AI Agents for Data Journalism

Computation + Journalism Symposium 2025 workshop

If you have been following the buzz around AI, genAI and LLMs, you have likely heard about AI agents. For a while, I believed it was just another buzzword for prompt engineering. Some kind of “roleplay” or persona prompting where you would say to an LLM on how to behave and it would follow that role.

And I guess there’s nothing wrong with that, but for a while my mind was elsewhere. I’ve been a data journalist for over ten years. And experience has taught me to keep an eye on new technologies while always asking myself: “How can this be useful for journalism?”

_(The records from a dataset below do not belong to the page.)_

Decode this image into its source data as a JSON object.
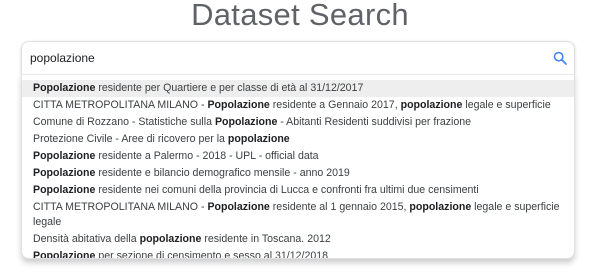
{
  "title": "Dataset Search",
  "search": {
    "value": "popolazione",
    "icon": "search-icon",
    "icon_color": "#4285f4"
  },
  "colors": {
    "title": "#5f6368",
    "highlight_bg": "#eeeeee",
    "text": "#3c4043"
  },
  "suggestions": [
    {
      "highlighted": true,
      "parts": [
        {
          "text": "Popolazione",
          "bold": true
        },
        {
          "text": " residente per Quartiere e per classe di età al 31/12/2017",
          "bold": false
        }
      ]
    },
    {
      "highlighted": false,
      "parts": [
        {
          "text": "CITTA METROPOLITANA MILANO - ",
          "bold": false
        },
        {
          "text": "Popolazione",
          "bold": true
        },
        {
          "text": " residente a Gennaio 2017, ",
          "bold": false
        },
        {
          "text": "popolazione",
          "bold": true
        },
        {
          "text": " legale e superficie",
          "bold": false
        }
      ]
    },
    {
      "highlighted": false,
      "parts": [
        {
          "text": "Comune di Rozzano - Statistiche sulla ",
          "bold": false
        },
        {
          "text": "Popolazione",
          "bold": true
        },
        {
          "text": " - Abitanti Residenti suddivisi per frazione",
          "bold": false
        }
      ]
    },
    {
      "highlighted": false,
      "parts": [
        {
          "text": "Protezione Civile - Aree di ricovero per la ",
          "bold": false
        },
        {
          "text": "popolazione",
          "bold": true
        }
      ]
    },
    {
      "highlighted": false,
      "parts": [
        {
          "text": "Popolazione",
          "bold": true
        },
        {
          "text": " residente a Palermo - 2018 - UPL - official data",
          "bold": false
        }
      ]
    },
    {
      "highlighted": false,
      "parts": [
        {
          "text": "Popolazione",
          "bold": true
        },
        {
          "text": " residente e bilancio demografico mensile - anno 2019",
          "bold": false
        }
      ]
    },
    {
      "highlighted": false,
      "parts": [
        {
          "text": "Popolazione",
          "bold": true
        },
        {
          "text": " residente nei comuni della provincia di Lucca e confronti fra ultimi due censimenti",
          "bold": false
        }
      ]
    },
    {
      "highlighted": false,
      "parts": [
        {
          "text": "CITTA METROPOLITANA MILANO - ",
          "bold": false
        },
        {
          "text": "Popolazione",
          "bold": true
        },
        {
          "text": " residente al 1 gennaio 2015, ",
          "bold": false
        },
        {
          "text": "popolazione",
          "bold": true
        },
        {
          "text": " legale e superficie legale",
          "bold": false
        }
      ]
    },
    {
      "highlighted": false,
      "parts": [
        {
          "text": "Densità abitativa della ",
          "bold": false
        },
        {
          "text": "popolazione",
          "bold": true
        },
        {
          "text": " residente in Toscana. 2012",
          "bold": false
        }
      ]
    },
    {
      "highlighted": false,
      "parts": [
        {
          "text": "Popolazione",
          "bold": true
        },
        {
          "text": " per sezione di censimento e sesso al 31/12/2018",
          "bold": false
        }
      ]
    }
  ]
}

When I first used an LLM for a story, I realized that, contrary to other Silicon Valley buzz words, AI agents were actually something different. Something that could really help journalists in their work.

Or, in other words: I stopped asking myself on how to use this as a product to speed workflows or making things easier and started asking myself: “What kind of stories we can now do because we now have this technology?”.

And that’s when agents clicked for me.

But first, a bit of history

At first, there was light. Then there was the computer. And pretty soon as those things started to be reachable to reporters, people started wondering how they could use it for new kinds of reporting.

That made journalists start to take interest in data. And in programming. And because no one really knew pretty well what they were doing, they started to experiment. To tinker. To hack. And to share online.

There was, although, a problem. Computers, they are great. But they used to be quite literal: you either gave them the precise, proper instructions, or they would fail catastrophically.

That also meant that you either had structured data, or you couldn’t do the simple tricks of data journalism.

Why does AI change this?

In my opinion, AI changes this because it brings a new level of flexibility to the table. Sure, you still need labels to count. PDFs aren’t going to parse themselves. But what used to require rigid, precise instructions, can now be done with a degree of “freedom”.

If software developement was solid, AI is a fluid gooey thing that can adapt to different situations. It can understand context, it can “read” and “interpret” unstructured data. And turn it into structured data.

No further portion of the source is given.